THE AUDIENCE FOR THIS REPORT
This study is aimed at individuals involved in the design, manufacture, and marketing of drugs, devices, and regenerative therapies used to treat bone and joint disorders. Venture capitalists, entrepreneurs, medical analysts, and research directors with an interest in the orthopedic industry will also find this research valuable.
SCOPE AND CONTENT OF THE REPORT
This report covers products used to treat bone and joint diseases and disorders, including osteoporosis, osteoarthritis, rheumatoid arthritis, spinal problems, nonunion bone fractures, bone cancer, and genetic disorders of bone. Recently introduced diagnostic tests for these diseases and disorders are also covered.
BCC does not consider the of orthopedic surgeons within this report. Physician management-type companies are not included in the corporate profiles, for instance. Devices designed to make orthopedic surgery easier, like surgical instruments or robotic surgery devices, are also not covered. Because procedures and disorders in which hardware or medicine can be sold to the patient form the focus for concentration, arthroscopy and other soft tissue procedures, are not covered, per se, in much detail.
METHODOLOGY AND INFORMATION SOURCES
The information reported herein has been gathered from a variety of industry sources. The 10K forms and SEC filings from public companies have been examined, along with annual reports, catalogues, press releases, and similar materials. The World Wide Web is a rich source of information — almost every commercial concern now has its own webpage. Read eports from stock analysts for a number of companies have been read and referenced. Product literature has been consulted and trade journals monitored, such as Medical Device and Industry Magazine, as well as BCC's own Medical Materials Update, Drug Discovery/Technology News, and Applied Genetics News.
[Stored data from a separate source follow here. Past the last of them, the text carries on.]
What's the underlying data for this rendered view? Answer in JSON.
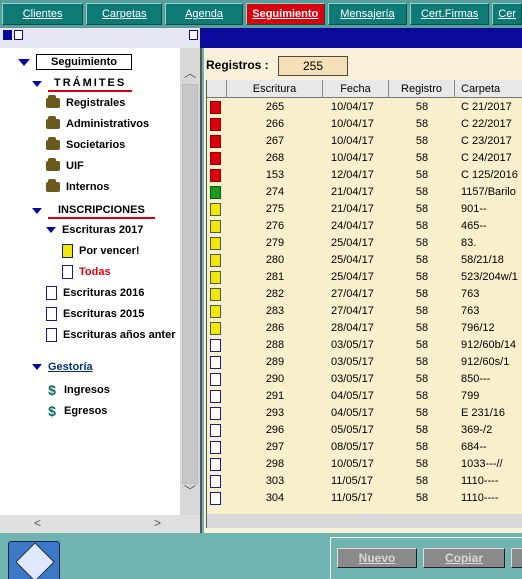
{
  "tabs": [
    {
      "label": "Clientes",
      "active": false
    },
    {
      "label": "Carpetas",
      "active": false
    },
    {
      "label": "Agenda",
      "active": false
    },
    {
      "label": "Seguimiento",
      "active": true
    },
    {
      "label": "Mensajería",
      "active": false
    },
    {
      "label": "Cert.Firmas",
      "active": false
    },
    {
      "label": "Cer",
      "active": false
    }
  ],
  "tree": {
    "root_label": "Seguimiento",
    "tramites_header": "TRÁMITES",
    "tramites_items": [
      "Registrales",
      "Administrativos",
      "Societarios",
      "UIF",
      "Internos"
    ],
    "inscripciones_header": "INSCRIPCIONES",
    "escrituras_2017": "Escrituras 2017",
    "por_vencer": "Por vencer!",
    "todas": "Todas",
    "escrituras_2016": "Escrituras 2016",
    "escrituras_2015": "Escrituras 2015",
    "escrituras_anteriores": "Escrituras años anter",
    "gestoria": "Gestoría",
    "ingresos": "Ingresos",
    "egresos": "Egresos"
  },
  "registros": {
    "label": "Registros :",
    "count": "255"
  },
  "columns": [
    "Escritura",
    "Fecha",
    "Registro",
    "Carpeta"
  ],
  "rows": [
    {
      "status": "red",
      "escritura": "265",
      "fecha": "10/04/17",
      "registro": "58",
      "carpeta": "C 21/2017"
    },
    {
      "status": "red",
      "escritura": "266",
      "fecha": "10/04/17",
      "registro": "58",
      "carpeta": "C 22/2017"
    },
    {
      "status": "red",
      "escritura": "267",
      "fecha": "10/04/17",
      "registro": "58",
      "carpeta": "C 23/2017"
    },
    {
      "status": "red",
      "escritura": "268",
      "fecha": "10/04/17",
      "registro": "58",
      "carpeta": "C 24/2017"
    },
    {
      "status": "red",
      "escritura": "153",
      "fecha": "12/04/17",
      "registro": "58",
      "carpeta": "C 125/2016"
    },
    {
      "status": "green",
      "escritura": "274",
      "fecha": "21/04/17",
      "registro": "58",
      "carpeta": "1157/Barilo"
    },
    {
      "status": "yellow",
      "escritura": "275",
      "fecha": "21/04/17",
      "registro": "58",
      "carpeta": "901--"
    },
    {
      "status": "yellow",
      "escritura": "276",
      "fecha": "24/04/17",
      "registro": "58",
      "carpeta": "465--"
    },
    {
      "status": "yellow",
      "escritura": "279",
      "fecha": "25/04/17",
      "registro": "58",
      "carpeta": "83."
    },
    {
      "status": "yellow",
      "escritura": "280",
      "fecha": "25/04/17",
      "registro": "58",
      "carpeta": "58/21/18"
    },
    {
      "status": "yellow",
      "escritura": "281",
      "fecha": "25/04/17",
      "registro": "58",
      "carpeta": "523/204w/1"
    },
    {
      "status": "yellow",
      "escritura": "282",
      "fecha": "27/04/17",
      "registro": "58",
      "carpeta": "763"
    },
    {
      "status": "yellow",
      "escritura": "283",
      "fecha": "27/04/17",
      "registro": "58",
      "carpeta": "763"
    },
    {
      "status": "yellow",
      "escritura": "286",
      "fecha": "28/04/17",
      "registro": "58",
      "carpeta": "796/12"
    },
    {
      "status": "white",
      "escritura": "288",
      "fecha": "03/05/17",
      "registro": "58",
      "carpeta": "912/60b/14"
    },
    {
      "status": "white",
      "escritura": "289",
      "fecha": "03/05/17",
      "registro": "58",
      "carpeta": "912/60s/1"
    },
    {
      "status": "white",
      "escritura": "290",
      "fecha": "03/05/17",
      "registro": "58",
      "carpeta": "850---"
    },
    {
      "status": "white",
      "escritura": "291",
      "fecha": "04/05/17",
      "registro": "58",
      "carpeta": "799"
    },
    {
      "status": "white",
      "escritura": "293",
      "fecha": "04/05/17",
      "registro": "58",
      "carpeta": "E 231/16"
    },
    {
      "status": "white",
      "escritura": "296",
      "fecha": "05/05/17",
      "registro": "58",
      "carpeta": "369-/2"
    },
    {
      "status": "white",
      "escritura": "297",
      "fecha": "08/05/17",
      "registro": "58",
      "carpeta": "684--"
    },
    {
      "status": "white",
      "escritura": "298",
      "fecha": "10/05/17",
      "registro": "58",
      "carpeta": "1033---//"
    },
    {
      "status": "white",
      "escritura": "303",
      "fecha": "11/05/17",
      "registro": "58",
      "carpeta": "1110----"
    },
    {
      "status": "white",
      "escritura": "304",
      "fecha": "11/05/17",
      "registro": "58",
      "carpeta": "1110----"
    }
  ],
  "buttons": {
    "nuevo": "Nuevo",
    "copiar": "Copiar"
  }
}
Where appropriate, medical and scientific literature has served as a research source. Statistical information from the U.S. Government, the World Health Organization, and private foundations has also been gathered.
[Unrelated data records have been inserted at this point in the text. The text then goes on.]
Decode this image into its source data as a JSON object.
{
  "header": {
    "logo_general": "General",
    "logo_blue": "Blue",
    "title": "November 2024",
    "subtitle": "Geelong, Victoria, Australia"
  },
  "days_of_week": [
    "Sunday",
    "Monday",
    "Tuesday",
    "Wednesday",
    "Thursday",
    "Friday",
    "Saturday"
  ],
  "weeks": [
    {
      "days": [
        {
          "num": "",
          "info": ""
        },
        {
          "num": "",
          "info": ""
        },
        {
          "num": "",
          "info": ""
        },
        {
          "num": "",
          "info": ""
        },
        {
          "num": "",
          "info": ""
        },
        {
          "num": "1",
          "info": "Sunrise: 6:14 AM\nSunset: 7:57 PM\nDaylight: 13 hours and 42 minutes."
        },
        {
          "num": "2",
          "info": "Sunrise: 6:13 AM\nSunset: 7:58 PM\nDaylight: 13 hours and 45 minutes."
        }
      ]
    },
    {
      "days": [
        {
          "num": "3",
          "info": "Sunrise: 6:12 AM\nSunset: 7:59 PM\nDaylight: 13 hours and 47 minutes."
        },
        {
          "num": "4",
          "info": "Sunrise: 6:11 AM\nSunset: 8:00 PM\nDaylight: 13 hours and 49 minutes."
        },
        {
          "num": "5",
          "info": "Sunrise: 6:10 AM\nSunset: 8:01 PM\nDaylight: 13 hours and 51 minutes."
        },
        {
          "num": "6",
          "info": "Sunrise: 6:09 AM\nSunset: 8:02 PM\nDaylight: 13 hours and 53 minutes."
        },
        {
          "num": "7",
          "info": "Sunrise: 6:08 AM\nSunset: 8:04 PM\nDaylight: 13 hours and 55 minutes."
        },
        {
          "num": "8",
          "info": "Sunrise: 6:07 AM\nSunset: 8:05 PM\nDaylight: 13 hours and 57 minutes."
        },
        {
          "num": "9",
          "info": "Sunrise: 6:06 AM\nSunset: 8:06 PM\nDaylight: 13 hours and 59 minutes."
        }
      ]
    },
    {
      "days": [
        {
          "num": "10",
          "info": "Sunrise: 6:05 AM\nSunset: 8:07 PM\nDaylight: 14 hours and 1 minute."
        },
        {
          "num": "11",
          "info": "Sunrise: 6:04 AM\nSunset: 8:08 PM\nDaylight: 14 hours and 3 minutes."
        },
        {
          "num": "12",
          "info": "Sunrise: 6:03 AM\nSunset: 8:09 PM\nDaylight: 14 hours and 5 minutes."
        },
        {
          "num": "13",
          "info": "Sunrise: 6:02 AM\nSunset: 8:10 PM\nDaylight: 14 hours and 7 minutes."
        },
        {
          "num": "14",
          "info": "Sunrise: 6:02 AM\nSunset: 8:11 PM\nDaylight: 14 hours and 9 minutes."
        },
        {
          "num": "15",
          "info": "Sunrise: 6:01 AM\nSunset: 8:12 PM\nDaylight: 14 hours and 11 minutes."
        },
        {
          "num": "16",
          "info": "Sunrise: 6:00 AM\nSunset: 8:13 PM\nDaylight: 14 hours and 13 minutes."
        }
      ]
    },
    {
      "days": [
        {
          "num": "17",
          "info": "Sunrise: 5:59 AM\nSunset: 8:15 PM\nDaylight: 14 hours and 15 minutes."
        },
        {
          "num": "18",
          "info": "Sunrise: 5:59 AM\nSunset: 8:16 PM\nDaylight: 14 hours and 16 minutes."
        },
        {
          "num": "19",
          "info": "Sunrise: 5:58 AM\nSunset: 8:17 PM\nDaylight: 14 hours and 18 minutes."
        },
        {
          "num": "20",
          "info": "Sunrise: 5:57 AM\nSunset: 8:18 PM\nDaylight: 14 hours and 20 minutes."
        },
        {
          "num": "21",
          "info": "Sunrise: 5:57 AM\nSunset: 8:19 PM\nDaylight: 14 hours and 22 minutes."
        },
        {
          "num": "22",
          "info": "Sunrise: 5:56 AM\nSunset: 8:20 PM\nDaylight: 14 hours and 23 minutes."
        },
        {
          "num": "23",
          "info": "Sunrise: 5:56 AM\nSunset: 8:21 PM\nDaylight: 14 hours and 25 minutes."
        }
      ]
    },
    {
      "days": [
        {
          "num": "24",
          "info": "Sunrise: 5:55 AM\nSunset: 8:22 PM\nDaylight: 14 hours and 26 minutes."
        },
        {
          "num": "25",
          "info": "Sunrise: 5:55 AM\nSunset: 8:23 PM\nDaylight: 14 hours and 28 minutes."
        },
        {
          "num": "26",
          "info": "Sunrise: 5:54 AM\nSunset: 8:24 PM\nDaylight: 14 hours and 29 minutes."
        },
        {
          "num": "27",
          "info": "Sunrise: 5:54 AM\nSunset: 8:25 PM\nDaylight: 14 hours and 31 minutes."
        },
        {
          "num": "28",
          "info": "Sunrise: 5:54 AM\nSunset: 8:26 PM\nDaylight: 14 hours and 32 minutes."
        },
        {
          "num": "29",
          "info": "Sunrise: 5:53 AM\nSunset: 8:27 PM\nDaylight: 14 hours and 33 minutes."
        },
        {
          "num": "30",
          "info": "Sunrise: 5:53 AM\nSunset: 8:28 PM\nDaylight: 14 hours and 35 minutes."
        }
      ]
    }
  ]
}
Armed with the industry and statistical information garnered above, market participants were interviewed in order to fill in the gaps in understanding the bone and joint industry.
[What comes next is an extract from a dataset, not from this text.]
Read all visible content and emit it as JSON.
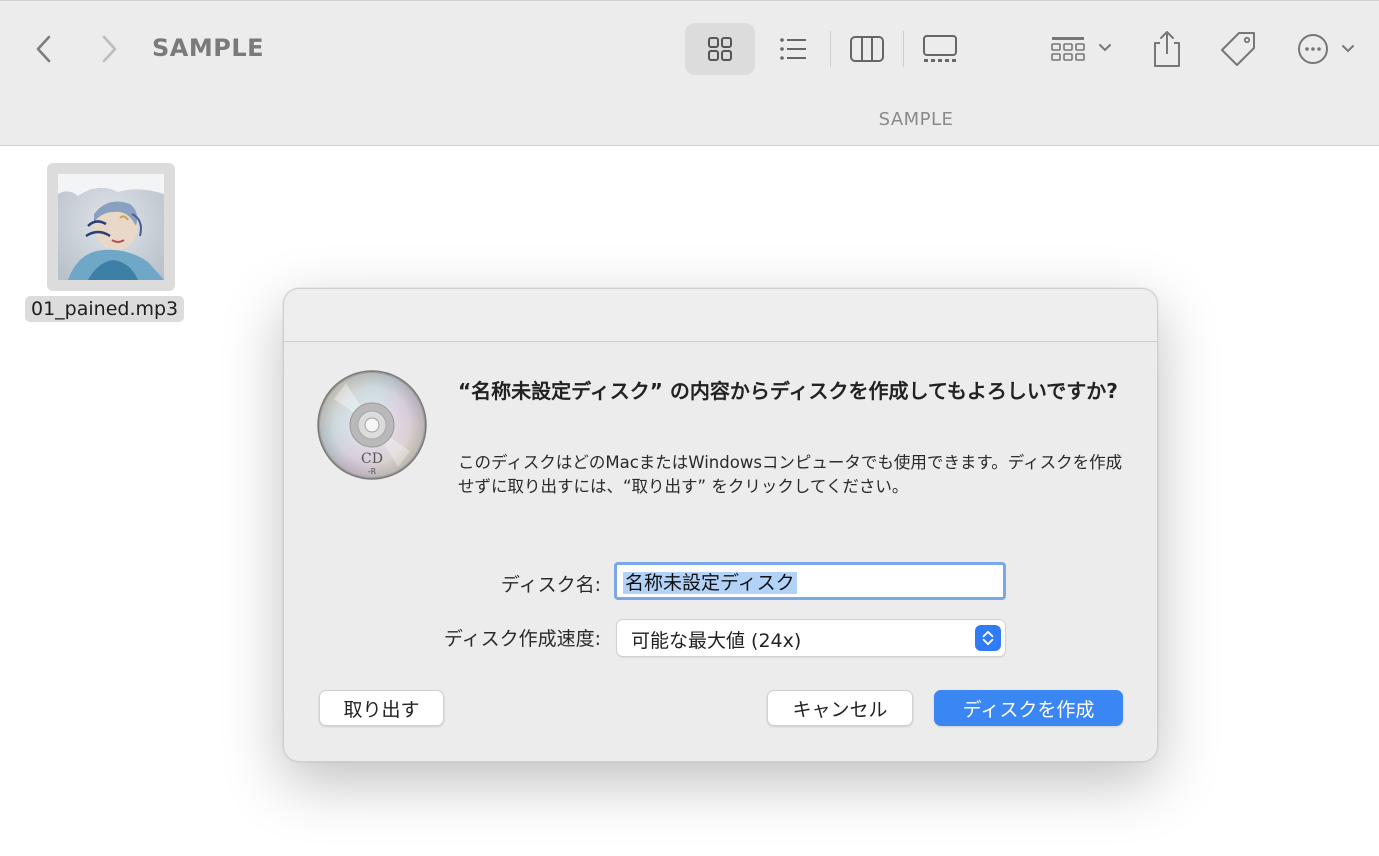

The author of this report, Steven Edwards, Ph.D., has a broad background in the biological and health sciences, and is well acquainted with advancing technology. He received his doctorate in biology from the University of California, San Diego. His thesis work centered on the expression of murine leukemia virus genes, and was then awarded a National Institutes of Health (NIH) postdoctoral fellowship to study neuroendocrinology at the Salk Institute. Subsequently, Edwards was a Research Associate at La Jolla Cancer Research Foundation (now Burnham Institute). Later, he accepted a position as assistant professor in the biochemistry department of Meharry Medical College. There, he directed a research laboratory studying transcriptional regulation, his work being supported by grants from the American Heart Association and the NIH.
Edwards is now a medical industry analyst, as well as a science writer and editor. He is the editor of two BCC newsletters: Applied Genetics News and Drug Discovery/Technology News. His journalistic work has appeared in Massachusetts Institute of Technology's (It's written MIT's on the cover)Technology Review, Diabetes Forecast, Genetic Engineering News, and other publications.
Edwards was the Project Analyst responsible for the BCC reports B-119 Cell Therapy and Tissue Engineering, Emerging Products  and B-127 Microelectronic Medical Implants, Products, Technology and Opportunity. He has performed market research on the orthopedics industry for Phaelixe, Inc. (Denver, CO), a consulting firm, and has consulted for venture capital companies.